A sculpture by Barnett Newman, an Abstract Expressionist painter, a precursor to Minimalism; “The Broken Obelisk” is a geometric steel work residing in the courtyard of Mark Rothko’s Chapel in Houston, Texas.



Interestingly, the work was originally installed at the Corcoran Gallery of Art in Washington, DC. Located on the corner of 17th Street and New York Avenue, NW, it was essentially at the entrance of the Corcoran College of Art and Design. My Alma Mater! Displayed there in the late 1960’s “The Broken Obelisk” was considered very controversial, seen as a reference to the Washington Monument and the social discord of the era.

I did visit the Rothko chapel during a short stay in Houston, however my path to realizing the piece followed a study of line drawings based on the square, and its axis’.

 Discovering the piece didn’t have to do with seeing the sculpture. Discovering that it was hidden deep inside the square, only to be found by deconstruction…an excavation…that was exciting!  Recognizing it, discovering it through a process of ideation, in the process of searching out an idea was more than a surprise.
Believing that something worthwhile will be had in searching out the basic, the fundamental, the essential, before you see it, is perhaps the important point here. 

Hope believes that vision will play out meaningfully, given the chance; even in the simplest exercise.

Ideation Drawing, 2013, 8 1/2" x 11"

Studies for "Discovering the Broken Obelisk", 2013, The Art Library, Brooklyn, NY

Who knew that this ideation would lead to a complete break from 25 years of abstract expressionist/surrealist artwork?  Nearly 5 years later I continue investigating related imagery alluding to order and peace beyond our everyday experience.


"Oblique Tetrahedron", 2017, 36", Welded Steel with Powder Coat Finish,  © James Thatcher

http://jtnwdc.wixsite.com/jamesthatcherarts

  


Saturday, March 16, 2013

Andrew Warhola


Concerning Andy Warhol

           I never met Andy Warhol but I was removed from his presence once.
 
 
 

But that presence seems to inhabit plenty of art work these days…my own included.   Whether I am manufacturing cabinets or knocking out dozens of paintings, the foray into production work hearkens to that 60’s Factory aesthetic; and pays homage. 

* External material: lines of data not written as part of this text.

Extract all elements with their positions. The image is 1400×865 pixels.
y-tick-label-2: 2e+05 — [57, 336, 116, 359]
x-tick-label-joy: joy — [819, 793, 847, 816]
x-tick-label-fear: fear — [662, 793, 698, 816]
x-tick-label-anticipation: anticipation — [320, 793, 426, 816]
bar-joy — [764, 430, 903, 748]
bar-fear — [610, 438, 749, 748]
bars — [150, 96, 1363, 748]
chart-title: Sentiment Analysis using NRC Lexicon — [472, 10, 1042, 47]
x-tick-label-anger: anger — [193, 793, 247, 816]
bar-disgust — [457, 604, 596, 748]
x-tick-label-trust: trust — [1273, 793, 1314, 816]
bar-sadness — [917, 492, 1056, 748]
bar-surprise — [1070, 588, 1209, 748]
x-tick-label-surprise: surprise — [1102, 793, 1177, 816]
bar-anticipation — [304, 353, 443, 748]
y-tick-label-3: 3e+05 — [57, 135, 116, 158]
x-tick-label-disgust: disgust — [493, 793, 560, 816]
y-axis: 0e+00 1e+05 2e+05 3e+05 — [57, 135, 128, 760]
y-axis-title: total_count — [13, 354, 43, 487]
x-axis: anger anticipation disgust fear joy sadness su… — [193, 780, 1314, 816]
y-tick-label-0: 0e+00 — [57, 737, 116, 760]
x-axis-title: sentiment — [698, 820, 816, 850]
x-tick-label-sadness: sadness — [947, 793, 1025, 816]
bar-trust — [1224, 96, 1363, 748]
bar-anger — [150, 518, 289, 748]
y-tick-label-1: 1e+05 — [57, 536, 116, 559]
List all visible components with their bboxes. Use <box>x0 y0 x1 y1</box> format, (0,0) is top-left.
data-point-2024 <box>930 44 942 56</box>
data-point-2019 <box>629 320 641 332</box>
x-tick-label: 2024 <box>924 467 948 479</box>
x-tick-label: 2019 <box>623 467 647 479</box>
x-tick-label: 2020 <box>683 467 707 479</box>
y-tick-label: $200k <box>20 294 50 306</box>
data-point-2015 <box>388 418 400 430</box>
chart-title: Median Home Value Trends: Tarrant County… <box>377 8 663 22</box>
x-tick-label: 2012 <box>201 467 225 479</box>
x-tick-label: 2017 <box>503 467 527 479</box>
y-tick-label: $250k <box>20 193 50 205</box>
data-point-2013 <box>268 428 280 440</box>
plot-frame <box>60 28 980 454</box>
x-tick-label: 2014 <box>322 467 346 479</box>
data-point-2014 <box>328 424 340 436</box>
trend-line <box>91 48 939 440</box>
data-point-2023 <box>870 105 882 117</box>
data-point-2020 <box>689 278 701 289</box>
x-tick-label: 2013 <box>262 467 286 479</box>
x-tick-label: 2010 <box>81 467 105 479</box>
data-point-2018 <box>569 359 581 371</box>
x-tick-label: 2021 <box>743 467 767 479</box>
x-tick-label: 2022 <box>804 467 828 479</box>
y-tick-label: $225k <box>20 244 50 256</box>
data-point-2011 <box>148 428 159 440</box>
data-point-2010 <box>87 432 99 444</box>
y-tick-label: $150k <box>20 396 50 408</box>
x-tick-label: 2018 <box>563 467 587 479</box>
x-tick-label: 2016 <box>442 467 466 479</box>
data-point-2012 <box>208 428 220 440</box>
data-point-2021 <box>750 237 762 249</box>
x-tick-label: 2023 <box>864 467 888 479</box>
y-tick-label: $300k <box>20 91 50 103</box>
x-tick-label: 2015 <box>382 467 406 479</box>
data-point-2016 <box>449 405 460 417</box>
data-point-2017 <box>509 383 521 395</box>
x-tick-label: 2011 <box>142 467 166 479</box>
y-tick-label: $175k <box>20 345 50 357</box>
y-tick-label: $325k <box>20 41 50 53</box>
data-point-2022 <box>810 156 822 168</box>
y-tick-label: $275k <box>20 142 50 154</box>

I’m surprised to consider The Factory as a precursor to some classic Minimalist artists and their use of industrial practices.  Picture their artwork (as different as it could be both visually and in attitude) as being directly influenced by Warhol:  The cube sculptures of Sol LeWit, the boxes of Donald Judd…He brought multiple imagery to contemporary art, as well as mass production, although the cited Minimalists pursued different ends and means.  Curious….

Portraits of Campbell soup cans (or was that Still Life?) were the uncomfortable birth of something different; made more so by its proximity to the triumph of Abstract Expressionism.  In the immediate wake of the introspective Abstract Expressionists came one who depicted the plainly visible world in iconic fashion. 

Similar to The Ashcan School, with its own depictions of the everyday, Warhol also staked out the territory of everyday life (the boring) as subject matter; as well as the controversy of “urban realism”*.  Consider the early Warhol as an extension of this classic New York interpretation of art/life….

Fun stuff!  …And what about Mr. Brainwash!?